By Douglas Maxwell Myer, Contributing Writer
Northborough/Southborough – Algonquin Regional High School welcomed motivational comedian and professional speaker Kevin Wanzer the evening of March 31.
“This evening program at the high school is pretty special,” noted Wanzer. “I mostly do presentations during school hours for students only and it’s rare to have an event open to the public for parents to see as well.”
Wanzer first began his speaking career in 1983 while attending high school in Indianapolis; his presentations consisted of encouraging people to being good leaders and living a drug-free life. Wanzer’s efforts quickly earned the attention of First Lady Nancy Reagan who founded a government fund to help further expand his outreach and give presentations on behalf of the White House. The themes of his presentations later evolved into focusing on human kindness; they have been heard across the country and around the world for more than 30 years.
Wanzer is a big believer in the Hawaiian culture and uses it in his presentations, explaining that in the culture no one is left behind or excluded; everyone is a part of a singular “ohana,” the Hawaiian word for family.

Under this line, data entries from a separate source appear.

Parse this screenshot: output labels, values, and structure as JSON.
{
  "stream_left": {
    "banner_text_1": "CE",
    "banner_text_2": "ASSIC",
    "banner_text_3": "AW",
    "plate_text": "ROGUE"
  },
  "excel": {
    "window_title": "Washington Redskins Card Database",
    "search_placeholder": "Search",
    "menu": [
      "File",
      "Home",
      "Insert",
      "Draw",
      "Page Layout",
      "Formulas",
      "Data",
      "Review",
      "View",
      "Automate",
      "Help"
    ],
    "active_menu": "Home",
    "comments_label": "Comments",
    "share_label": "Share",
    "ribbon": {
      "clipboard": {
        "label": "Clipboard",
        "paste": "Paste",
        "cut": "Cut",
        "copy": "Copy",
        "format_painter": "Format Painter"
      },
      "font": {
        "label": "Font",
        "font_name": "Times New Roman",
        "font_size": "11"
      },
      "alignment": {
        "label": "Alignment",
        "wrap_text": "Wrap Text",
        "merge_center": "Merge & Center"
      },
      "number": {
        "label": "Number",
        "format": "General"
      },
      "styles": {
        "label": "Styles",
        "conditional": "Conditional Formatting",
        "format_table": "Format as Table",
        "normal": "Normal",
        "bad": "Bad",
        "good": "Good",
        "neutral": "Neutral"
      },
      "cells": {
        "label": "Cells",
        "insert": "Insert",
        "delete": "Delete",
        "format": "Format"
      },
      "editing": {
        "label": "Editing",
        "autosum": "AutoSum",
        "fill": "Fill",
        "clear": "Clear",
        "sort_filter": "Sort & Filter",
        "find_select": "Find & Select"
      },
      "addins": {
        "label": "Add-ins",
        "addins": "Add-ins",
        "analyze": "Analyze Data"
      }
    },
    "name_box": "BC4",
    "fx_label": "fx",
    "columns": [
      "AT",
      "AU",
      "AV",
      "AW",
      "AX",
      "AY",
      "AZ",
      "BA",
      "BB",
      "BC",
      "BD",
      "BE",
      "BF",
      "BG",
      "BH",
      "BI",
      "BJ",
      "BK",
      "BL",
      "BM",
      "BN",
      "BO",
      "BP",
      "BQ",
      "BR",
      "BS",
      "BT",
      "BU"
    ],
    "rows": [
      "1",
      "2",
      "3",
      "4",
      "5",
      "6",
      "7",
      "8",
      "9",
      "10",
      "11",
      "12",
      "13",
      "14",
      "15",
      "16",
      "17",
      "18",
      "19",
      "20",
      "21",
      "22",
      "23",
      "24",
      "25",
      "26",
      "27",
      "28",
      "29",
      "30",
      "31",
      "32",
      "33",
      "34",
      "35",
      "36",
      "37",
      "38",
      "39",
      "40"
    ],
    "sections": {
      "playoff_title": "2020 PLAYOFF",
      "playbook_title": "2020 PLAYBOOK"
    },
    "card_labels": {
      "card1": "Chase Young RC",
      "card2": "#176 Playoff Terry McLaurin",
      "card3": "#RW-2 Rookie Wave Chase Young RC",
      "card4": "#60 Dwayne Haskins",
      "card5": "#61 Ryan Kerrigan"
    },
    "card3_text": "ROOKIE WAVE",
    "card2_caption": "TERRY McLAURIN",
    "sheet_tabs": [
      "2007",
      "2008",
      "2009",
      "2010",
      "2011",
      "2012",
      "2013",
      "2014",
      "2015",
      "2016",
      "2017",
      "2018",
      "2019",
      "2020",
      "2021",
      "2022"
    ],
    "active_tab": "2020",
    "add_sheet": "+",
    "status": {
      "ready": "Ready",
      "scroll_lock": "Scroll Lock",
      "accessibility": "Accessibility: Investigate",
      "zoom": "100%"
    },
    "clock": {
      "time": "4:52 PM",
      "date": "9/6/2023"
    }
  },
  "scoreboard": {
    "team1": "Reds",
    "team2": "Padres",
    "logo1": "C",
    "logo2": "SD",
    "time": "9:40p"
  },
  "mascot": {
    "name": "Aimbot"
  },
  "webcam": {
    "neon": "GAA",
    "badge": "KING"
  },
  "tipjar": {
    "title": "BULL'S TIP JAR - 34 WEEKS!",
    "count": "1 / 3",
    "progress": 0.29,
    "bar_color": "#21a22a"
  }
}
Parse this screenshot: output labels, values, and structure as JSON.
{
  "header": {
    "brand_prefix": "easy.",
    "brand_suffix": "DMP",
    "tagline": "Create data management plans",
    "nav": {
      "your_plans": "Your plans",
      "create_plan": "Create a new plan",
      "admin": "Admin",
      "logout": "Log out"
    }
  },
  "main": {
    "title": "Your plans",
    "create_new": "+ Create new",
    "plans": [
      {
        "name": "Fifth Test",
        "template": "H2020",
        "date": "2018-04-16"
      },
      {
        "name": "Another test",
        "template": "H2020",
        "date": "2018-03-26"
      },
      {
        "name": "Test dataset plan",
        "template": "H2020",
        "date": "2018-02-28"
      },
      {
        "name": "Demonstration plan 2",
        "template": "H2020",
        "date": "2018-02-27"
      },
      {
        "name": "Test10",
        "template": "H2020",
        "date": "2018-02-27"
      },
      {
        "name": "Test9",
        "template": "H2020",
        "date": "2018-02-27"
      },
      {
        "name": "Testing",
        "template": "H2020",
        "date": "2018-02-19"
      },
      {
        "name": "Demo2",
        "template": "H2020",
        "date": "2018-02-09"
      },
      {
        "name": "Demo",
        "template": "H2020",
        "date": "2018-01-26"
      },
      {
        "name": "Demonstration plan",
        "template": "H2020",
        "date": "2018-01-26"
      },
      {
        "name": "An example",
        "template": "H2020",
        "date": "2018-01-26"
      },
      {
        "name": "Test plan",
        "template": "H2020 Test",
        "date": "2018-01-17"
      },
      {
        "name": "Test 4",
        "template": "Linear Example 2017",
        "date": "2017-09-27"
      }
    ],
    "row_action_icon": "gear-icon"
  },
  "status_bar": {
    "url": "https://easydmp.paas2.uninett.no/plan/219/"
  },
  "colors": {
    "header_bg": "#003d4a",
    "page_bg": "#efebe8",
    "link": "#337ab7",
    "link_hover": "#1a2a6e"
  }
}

Part of his presentation includes reading a poem he wrote called “Choose to Love” which has been published in a short book accompanied by illustrations created by Kristin Tuller. The poem, he explained, first came to him in a dream one night in the 1990s. He quickly wrote it down after waking up and kept it to himself until finally having it published in 2006. A new edition has been released commemorating its 10th anniversary and Wanzer hopes
people will read and share the message with those they choose to love.
Prior to the evening presentation, during the school day, Wanzer had visited Westborough High School and then, at Algonquin, he gave a presentation to the freshmen class and to classrooms of sophomores, juniors and seniors. A number of the students invited their parents or friends to the evening presentation.

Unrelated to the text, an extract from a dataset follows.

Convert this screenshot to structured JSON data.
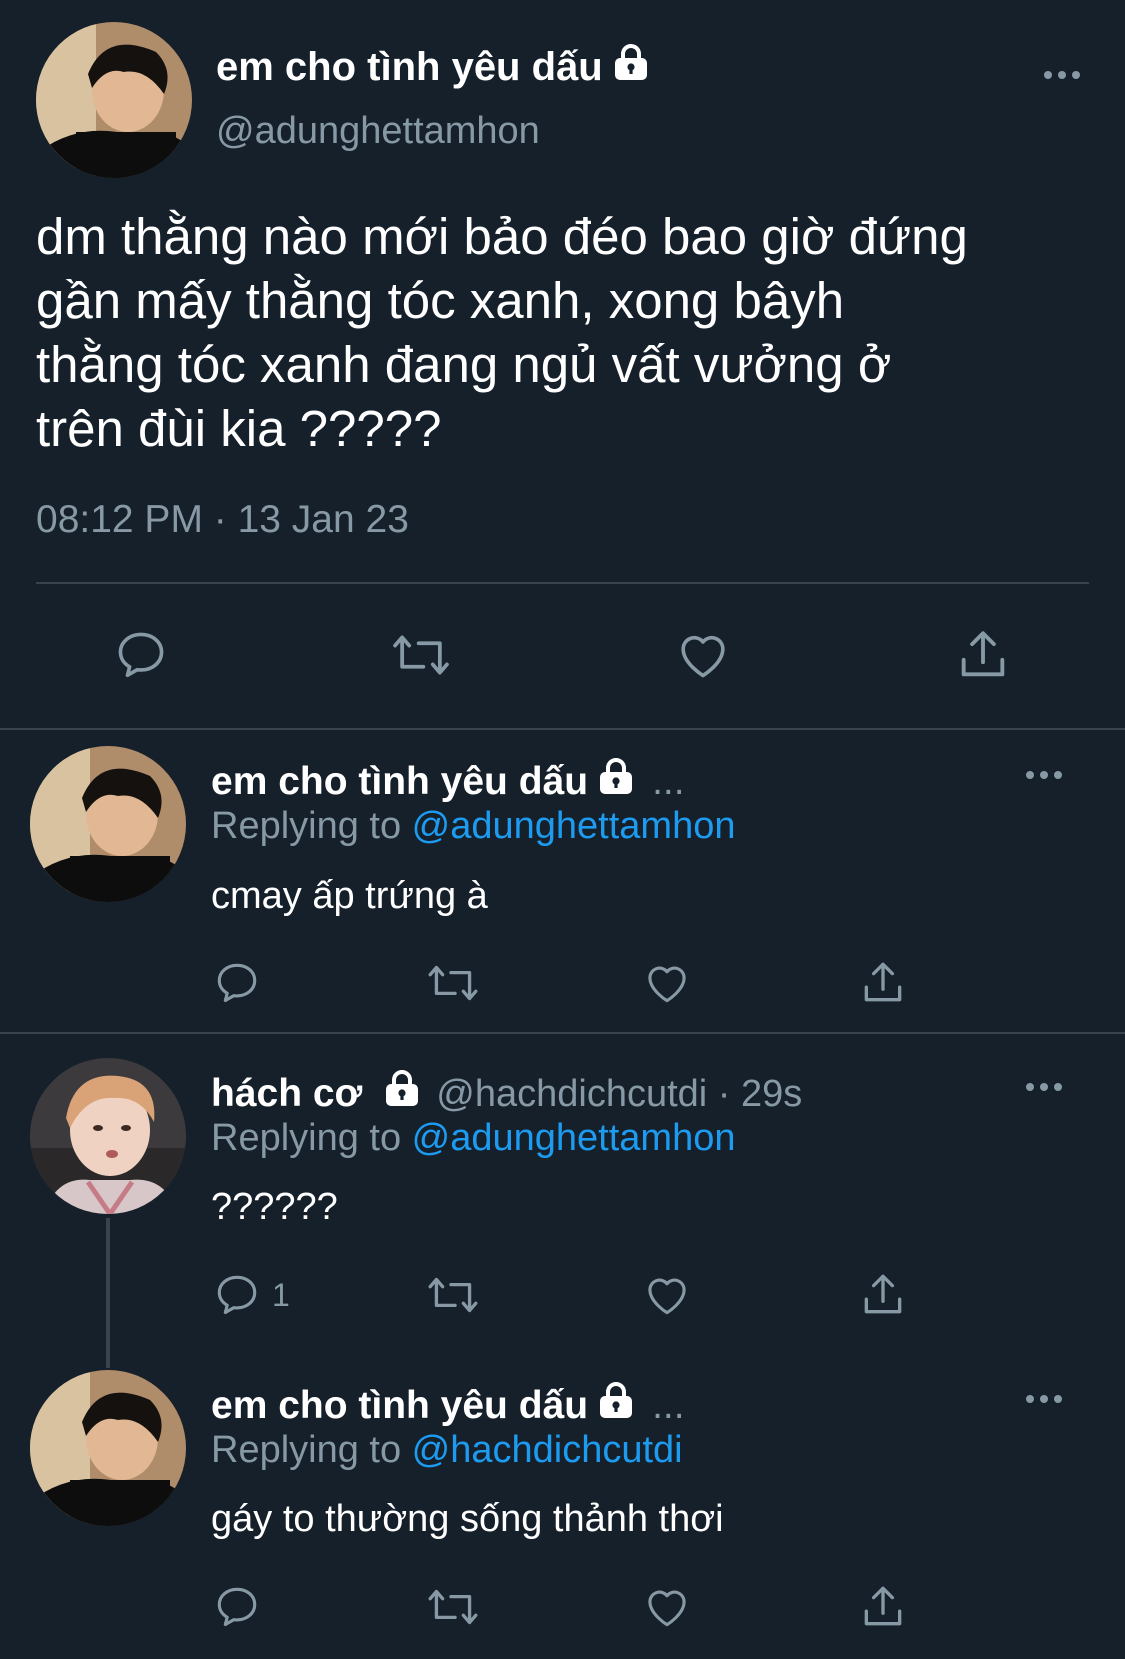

As part of the event, Algonquin’s Best Buddies Chapter, supervised by science teacher Kevin Hausmann, was honored for their outstanding achievements in creating opportunities for people with intellectual and developmental disabilities. Student volunteers pair up with a buddy with a disability to participate in events such as attending a Celtics game, having a St. Patrick’s Day party, running a bake sale, and making trips to other local areas. The Algonquin Chapter was selected as the 2016 Outstanding Chapter of the Year.
Wanzer thanked the Best Buddies Chapter for what they do, noting that their actions have a similar quality to his central theme of celebrating people’s differences and finding a commonality with one another.
“Any school that has a Best Buddies program says a lot about them because they have some aspect of kindness associated in the alumni,” Wanzer noted.